When I was 11, I came home after hanging out in the neighborhood to ask my mother an important question. I had overheard some slightly older girls whispering about French kissing. I was naturally very curious about it, and couldn’t wait to verify the definition with my mother. I was almost sure it must be what you always saw Pepe Le Pew doing to Penelope, the poor, striped cat he was forever chasing around and mistaking for a female skunk. Remember how he would mutter “Oh Cherie,” as he rapidly kissed his way from her terrified had to her trembling shoulder? That must be what French kissing was; I just needed to verify it with my mother before showing off my knowledge.
“Mom,” I asked as she stood at the kitchen sink prepping dinner, “What’s French kissing?” She turned to look at me with the most shocked and horrified expression, and then shrieked, “IT IS UPPER PERSUASION FOR A LOWER INVASION, AND THAT IS ALL YOU NEED TO KNOW!”
I ran to my room feeling more confused than ever. “What is persuasion? What is a lower invasion?” I wondered. Whatever they are, they must be very wrong and awful. There were a few things I knew for sure, though. I wouldn’t ask my mother anything about kissing EVER again, and Pepe Le Pew was a really bad skunk. I wasn’t sure why, but I knew what he was doing to Penelope was wrong. (I guess today it would be called sexual harassment, but that’s another post.) That incident was pretty much the extent of my sex education for a loooong time. Unfortunately, you can’t say the same for many of today’s girls.

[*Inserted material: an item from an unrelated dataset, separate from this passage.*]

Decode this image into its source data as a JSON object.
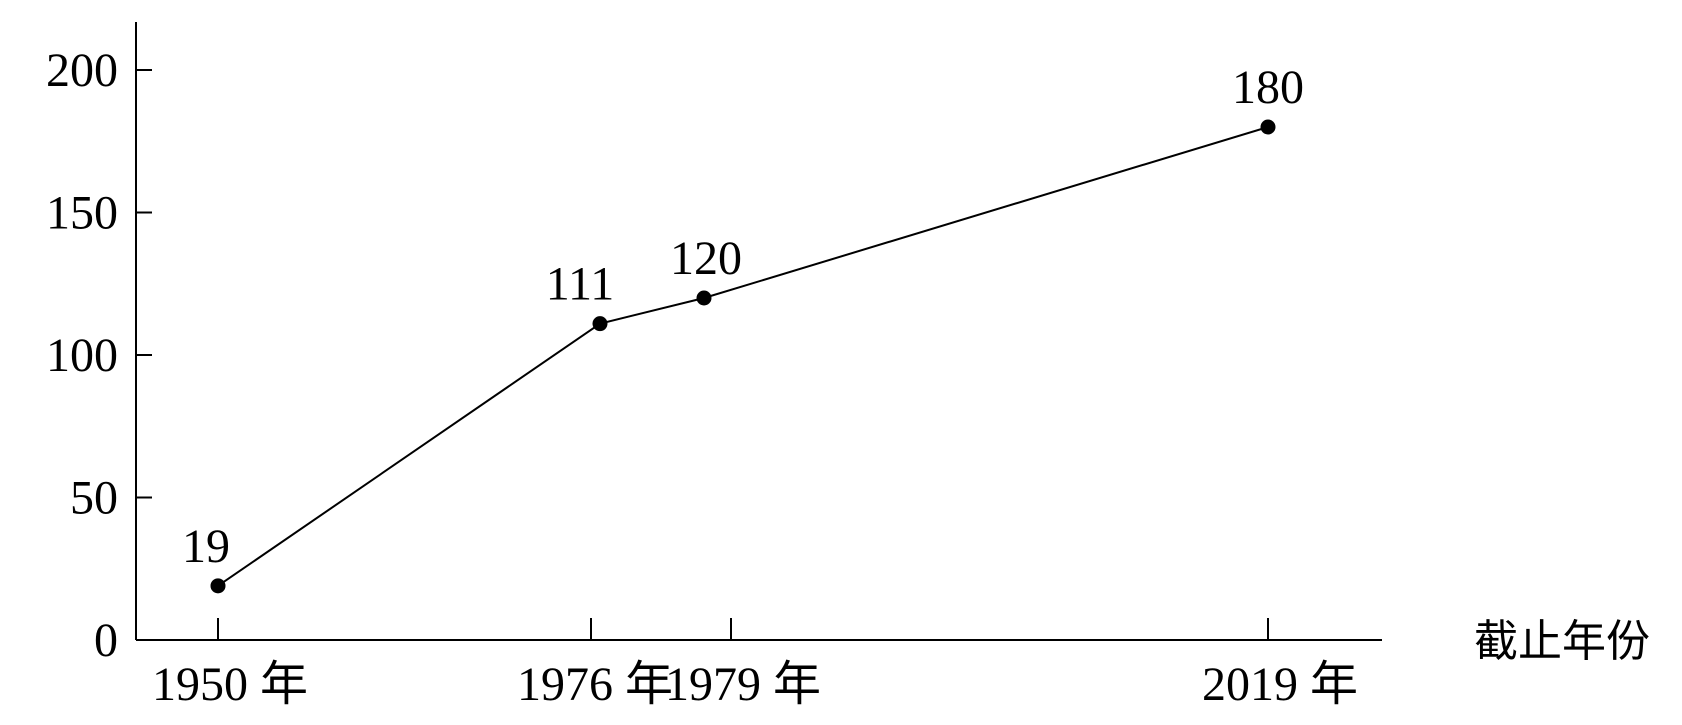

On The View Friday, the co-hosts interviewed Sharlene Azam, author of the new book, Oral Sex Is The New Goodnight Kiss. During the interview, Azam discussed the many interviews she’s conducted with Canadian teens and their parents which revealed many young girls are not only having oral sex with multiple partners in a single night, but they are casually selling sexual favors in exchange for homework, cash and designer duds. According to Azam, girls will wear specific lipstick shades to identify “how talented” they are when it comes to “job” performance. Azam reports that more and more girls from what we would consider to be “good” homes are being recruited into prostitution rings. (She reports learning one 11-year-old girl sold her virginity to a 40-year-old man for $1,000.) She says many more girls they we would ever suspect – in our own neighborhoods - are involved. The girls seem to think $20 for 5 minutes work is great pay. She notes that seeing girls suddenly showing up with lots of new clothes and handbags is often a tip-off that they’re engaged in such behavior. She discusses all this in further detail in her new book (which comes with a DVD of Azam's documentary, see the link below) which you can get a peek at on her website.
I know I hear these types of stories far too often lately. I think we have to ask ourselves some important questions. Why are girls (and boys! Let’s not forget they’re participating!) engaging in this behavior at younger and younger ages? With such frequency and with so many different people? How are girls getting the message that they’re second class citizens, who should service males to in an effort to gain male attention or monetary compensation? That being a sex object defines their worth? When and how did boys get the message that this is what girls do and it’s OK? When did having a committed, meaningful, mature (ADULT) relationship get detached from sex? It’s beyond time we ask these questions and let our young girls and boys know that they are worthy of better. Can’t we reach a happy medium between “IT’S UPPER PERSUASION FOR A LOWER INVASION AND THAT’S ALL YOU NEED TO KNOW,” and Oral Sex Is The New Goodnight Kiss?
(This post serves as Monday's Memorial Day post, since it's a holiday weekend. New post scheduled for Tuesday.)